The other side to the rice pudding debates didn’t abandon the notion that kids could and should acquire new, and better, tastes, but insisted that there was no point in torturing them.

first bite by bee wilson

Hence, longstanding parental battles to get the kids to “eat your veggies first”, or “eat a little broccoli and you can have a sweet later”.

first bite by bee wilson

Perhaps they would come to like foods that were good for them, but, really, who cared whether they enjoyed them or not? As a rule, children didn’t like foods that were genuinely nourishing. One side of the rice pudding controversies maintained that children’s tastes were corrupt: youngsters liked bad things – bread and jam, sweets, tea and sugar – and they needed vigorous expert intervention to get them to eat properly. When, years later, Mary Jane was “crying with all her might and main”, and AA Milne asked what was the matter with her, the answer was, of course, “it’s lovely rice pudding for dinner again!”. The problem was that many children – of all classes – detested rice pudding.

first bite by bee wilson

Rice pudding, and its relatives made from sago, tapioca and semolina, were at the heart of the matter, because experts had thought for some time that these milky concoctions were cost-effective ways of getting good stuff into the kids.

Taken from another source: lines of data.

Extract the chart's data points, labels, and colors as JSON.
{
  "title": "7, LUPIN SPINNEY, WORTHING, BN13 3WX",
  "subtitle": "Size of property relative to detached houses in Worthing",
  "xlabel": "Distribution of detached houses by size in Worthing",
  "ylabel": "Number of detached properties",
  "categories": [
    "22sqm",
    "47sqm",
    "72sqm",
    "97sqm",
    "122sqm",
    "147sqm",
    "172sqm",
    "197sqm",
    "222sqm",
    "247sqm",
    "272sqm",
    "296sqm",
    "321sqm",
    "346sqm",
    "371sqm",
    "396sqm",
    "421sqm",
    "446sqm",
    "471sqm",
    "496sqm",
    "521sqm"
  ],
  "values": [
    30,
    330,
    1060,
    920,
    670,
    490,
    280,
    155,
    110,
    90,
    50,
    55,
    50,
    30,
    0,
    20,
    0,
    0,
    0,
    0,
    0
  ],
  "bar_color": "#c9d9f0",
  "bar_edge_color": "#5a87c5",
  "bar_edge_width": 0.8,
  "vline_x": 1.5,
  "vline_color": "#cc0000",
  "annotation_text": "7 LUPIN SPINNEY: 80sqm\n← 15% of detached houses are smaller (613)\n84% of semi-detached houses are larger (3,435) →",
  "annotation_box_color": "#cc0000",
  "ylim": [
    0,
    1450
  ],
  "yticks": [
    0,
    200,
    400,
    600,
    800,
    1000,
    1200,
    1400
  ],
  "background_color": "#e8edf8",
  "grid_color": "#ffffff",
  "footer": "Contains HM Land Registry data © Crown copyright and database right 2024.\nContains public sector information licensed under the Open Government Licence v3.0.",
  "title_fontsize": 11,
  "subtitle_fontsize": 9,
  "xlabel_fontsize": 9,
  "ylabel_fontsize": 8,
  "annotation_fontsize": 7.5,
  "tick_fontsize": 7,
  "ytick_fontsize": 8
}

#First bite by bee wilson how to

The controversies were largely about working-class kids – how to properly nourish them, how to make them better representatives of an “imperial race”, and how to overcome the “stupid feeding” that produced so many sallow, stunted and disease-ridden children, destined to be unfit for military service or productive work. T he great British rice pudding debates of 1912-13 pitted against each other two notions of how children did, and should, develop their eating habits.